Landform and Agricultural Management Characteristics Influencing C, N, P Export With Extreme Rainfall Driven Flows in the Assiniboine River Watershed

Abstract:

The Assiniboine River Watershed (ARW) drains 182,000 km² of Saskatchewan, Manitoba, and North Dakota. Peak flow rates observed in 2011 and in 2014 were the highest recorded since hydrometric measurement was initiated in 1913. Under high flow conditions the Province of Manitoba operates a water control structure at Portage la Prairie (the Assiniboine River Diversion; ARD) diverting water outside the ARW to Lake Manitoba (4,624 km²) to prevent flooding in densely populated areas near and in the City of Winnipeg.
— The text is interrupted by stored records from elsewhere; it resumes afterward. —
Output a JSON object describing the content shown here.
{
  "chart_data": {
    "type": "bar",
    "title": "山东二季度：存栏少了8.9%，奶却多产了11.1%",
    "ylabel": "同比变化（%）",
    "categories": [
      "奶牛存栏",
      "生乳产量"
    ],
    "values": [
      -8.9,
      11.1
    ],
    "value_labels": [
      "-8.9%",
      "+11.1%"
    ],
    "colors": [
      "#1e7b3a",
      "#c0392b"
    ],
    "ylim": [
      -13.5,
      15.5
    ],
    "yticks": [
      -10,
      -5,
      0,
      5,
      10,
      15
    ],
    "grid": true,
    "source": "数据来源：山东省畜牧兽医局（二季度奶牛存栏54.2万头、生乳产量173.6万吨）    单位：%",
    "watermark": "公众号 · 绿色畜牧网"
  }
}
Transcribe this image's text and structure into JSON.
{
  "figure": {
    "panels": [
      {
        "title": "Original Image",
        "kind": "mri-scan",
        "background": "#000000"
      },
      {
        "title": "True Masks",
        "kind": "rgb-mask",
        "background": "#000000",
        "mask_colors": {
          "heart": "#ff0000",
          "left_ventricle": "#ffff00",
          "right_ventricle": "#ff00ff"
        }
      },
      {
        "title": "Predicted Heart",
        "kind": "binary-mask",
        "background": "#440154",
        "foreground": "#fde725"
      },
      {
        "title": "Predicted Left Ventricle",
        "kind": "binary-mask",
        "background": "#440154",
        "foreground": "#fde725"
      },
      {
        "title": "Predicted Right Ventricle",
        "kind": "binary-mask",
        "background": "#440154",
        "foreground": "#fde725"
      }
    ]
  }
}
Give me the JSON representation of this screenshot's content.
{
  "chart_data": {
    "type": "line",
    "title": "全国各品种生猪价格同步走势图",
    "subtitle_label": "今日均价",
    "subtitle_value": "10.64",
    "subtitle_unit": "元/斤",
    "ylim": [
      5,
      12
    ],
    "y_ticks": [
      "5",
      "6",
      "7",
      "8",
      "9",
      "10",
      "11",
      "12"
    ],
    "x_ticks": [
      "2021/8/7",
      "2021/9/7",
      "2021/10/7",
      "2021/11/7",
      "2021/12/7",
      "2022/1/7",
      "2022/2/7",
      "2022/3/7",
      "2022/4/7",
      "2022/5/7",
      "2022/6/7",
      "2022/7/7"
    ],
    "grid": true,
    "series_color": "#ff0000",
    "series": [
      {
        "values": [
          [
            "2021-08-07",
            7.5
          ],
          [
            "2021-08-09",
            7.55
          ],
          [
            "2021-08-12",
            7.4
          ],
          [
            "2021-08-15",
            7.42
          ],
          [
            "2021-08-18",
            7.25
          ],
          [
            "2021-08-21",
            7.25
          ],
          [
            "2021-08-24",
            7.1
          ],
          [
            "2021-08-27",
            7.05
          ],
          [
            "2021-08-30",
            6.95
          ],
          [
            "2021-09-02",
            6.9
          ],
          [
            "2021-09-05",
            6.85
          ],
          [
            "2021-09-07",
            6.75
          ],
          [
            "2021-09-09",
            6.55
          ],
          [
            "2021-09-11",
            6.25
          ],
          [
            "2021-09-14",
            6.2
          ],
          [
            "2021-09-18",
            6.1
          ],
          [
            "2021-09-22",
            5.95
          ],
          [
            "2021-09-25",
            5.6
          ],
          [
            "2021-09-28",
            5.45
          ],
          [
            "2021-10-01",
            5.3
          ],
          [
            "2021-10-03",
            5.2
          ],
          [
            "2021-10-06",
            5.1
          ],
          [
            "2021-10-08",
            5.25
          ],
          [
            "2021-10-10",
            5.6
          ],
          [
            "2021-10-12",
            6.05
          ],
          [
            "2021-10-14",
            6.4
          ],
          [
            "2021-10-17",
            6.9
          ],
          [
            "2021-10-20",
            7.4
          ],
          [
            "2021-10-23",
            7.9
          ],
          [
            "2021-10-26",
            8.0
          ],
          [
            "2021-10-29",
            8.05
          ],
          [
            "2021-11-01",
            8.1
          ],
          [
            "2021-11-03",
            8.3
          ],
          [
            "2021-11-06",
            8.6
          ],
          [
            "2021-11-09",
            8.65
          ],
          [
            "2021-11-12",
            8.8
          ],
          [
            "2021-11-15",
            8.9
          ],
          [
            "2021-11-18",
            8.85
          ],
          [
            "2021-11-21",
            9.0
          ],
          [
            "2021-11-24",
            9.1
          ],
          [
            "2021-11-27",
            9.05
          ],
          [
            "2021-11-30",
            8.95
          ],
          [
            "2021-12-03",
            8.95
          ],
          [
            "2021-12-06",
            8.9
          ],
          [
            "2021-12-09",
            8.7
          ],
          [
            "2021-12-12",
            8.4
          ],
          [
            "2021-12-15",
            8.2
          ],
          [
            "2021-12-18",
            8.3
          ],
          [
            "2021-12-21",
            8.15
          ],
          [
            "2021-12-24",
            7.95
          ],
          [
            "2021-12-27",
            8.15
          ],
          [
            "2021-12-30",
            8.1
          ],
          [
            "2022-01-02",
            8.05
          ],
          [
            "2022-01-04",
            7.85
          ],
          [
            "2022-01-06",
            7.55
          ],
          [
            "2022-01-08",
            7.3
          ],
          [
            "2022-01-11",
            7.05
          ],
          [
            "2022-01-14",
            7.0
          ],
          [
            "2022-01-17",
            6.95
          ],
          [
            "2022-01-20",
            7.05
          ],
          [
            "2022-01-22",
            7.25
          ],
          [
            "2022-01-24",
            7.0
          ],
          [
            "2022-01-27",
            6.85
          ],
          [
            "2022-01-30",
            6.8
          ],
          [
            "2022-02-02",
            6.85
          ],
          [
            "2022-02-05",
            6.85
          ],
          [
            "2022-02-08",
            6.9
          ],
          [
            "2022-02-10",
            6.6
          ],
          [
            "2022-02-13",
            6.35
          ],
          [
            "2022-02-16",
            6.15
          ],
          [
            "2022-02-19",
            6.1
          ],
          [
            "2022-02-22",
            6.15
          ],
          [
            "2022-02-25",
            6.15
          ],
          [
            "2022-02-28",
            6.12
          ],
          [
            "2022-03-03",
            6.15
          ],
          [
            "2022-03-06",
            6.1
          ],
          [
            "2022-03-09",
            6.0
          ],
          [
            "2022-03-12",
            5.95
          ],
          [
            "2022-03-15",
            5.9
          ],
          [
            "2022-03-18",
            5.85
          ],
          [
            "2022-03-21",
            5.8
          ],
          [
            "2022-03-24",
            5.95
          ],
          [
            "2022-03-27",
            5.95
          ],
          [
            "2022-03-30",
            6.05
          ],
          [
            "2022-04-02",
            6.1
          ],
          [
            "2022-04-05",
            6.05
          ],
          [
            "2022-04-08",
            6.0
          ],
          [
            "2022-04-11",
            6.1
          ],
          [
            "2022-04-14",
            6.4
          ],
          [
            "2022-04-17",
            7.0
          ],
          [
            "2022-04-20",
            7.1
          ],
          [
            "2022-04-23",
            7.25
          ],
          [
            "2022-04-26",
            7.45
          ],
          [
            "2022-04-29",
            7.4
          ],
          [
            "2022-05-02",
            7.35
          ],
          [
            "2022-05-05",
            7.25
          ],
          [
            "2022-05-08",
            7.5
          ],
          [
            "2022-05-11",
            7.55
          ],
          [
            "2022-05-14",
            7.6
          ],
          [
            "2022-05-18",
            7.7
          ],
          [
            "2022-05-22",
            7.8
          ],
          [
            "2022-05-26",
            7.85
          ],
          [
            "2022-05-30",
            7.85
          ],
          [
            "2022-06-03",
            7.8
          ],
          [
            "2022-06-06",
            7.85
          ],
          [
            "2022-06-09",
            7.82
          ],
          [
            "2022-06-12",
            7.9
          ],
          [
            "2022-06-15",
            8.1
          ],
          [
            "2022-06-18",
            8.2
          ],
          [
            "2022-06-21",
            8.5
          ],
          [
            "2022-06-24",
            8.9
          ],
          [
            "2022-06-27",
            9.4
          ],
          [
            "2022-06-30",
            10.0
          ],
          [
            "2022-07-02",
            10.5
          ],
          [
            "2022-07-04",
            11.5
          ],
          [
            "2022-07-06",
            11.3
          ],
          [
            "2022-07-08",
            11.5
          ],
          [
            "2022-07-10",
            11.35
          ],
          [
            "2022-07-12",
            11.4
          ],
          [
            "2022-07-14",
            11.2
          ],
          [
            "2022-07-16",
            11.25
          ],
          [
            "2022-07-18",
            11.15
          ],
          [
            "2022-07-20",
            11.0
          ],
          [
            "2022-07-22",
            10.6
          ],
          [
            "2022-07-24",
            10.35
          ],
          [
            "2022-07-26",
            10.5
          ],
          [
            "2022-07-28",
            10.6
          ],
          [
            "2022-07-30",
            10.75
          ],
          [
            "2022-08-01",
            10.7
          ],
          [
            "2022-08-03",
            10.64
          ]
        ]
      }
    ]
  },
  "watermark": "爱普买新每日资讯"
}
Recent research by Page (2011, 2015) indicates that in years of operation the ARD is the largest source of P and second largest source of N to Lake Manitoba. Along with alteration of the biogeochemistry of the Assiniboine River itself in flood years, the large influx of water from the ARD has led to less saline and more nutrient rich conditions in Lake Manitoba over the last 17 years (Page, 2011). For the May-June period in the ARW the average rainfall, number of consecutive days with rain >1mm, and proportion of rain occurring on days with rain rate in the 95^th percentile has increased significantly since 1960 and this pattern may be linked to anthropogenic climate forcing (Szeto et al., 2015). Land use throughout the ARW is predominantly agricultural and extensive changes in tillage practices, surface drainage, cropping systems, and fertilization have occurred over the last 50 years. As a result, understanding how agricultural land management influences biogeochemical responses to extreme spring precipitation events is of particular importance. In the research presented here we describe patterns of flow, C, N, and P export in 2014 for a network of 8 fields (2-6 ha.) and 9 tributaries (60-1000 km²) of the ARW as related to agricultural management and surface drainage patterns. Annual export from tributaries was controlled by surface water storage capacity in wetlands and depressions, as measured by effective contributing area (Fig 1) with increases observed for those watersheds with more extensive artificial drainage. Across the tributaries studied the extreme rainfall event accounted for 64% on average of overall water yield in 2014, but event specific water yield related more with antecedent wetness than to drainage. Responses at the field scale correlate closely to soil test N and P and to antecedent soil moisture.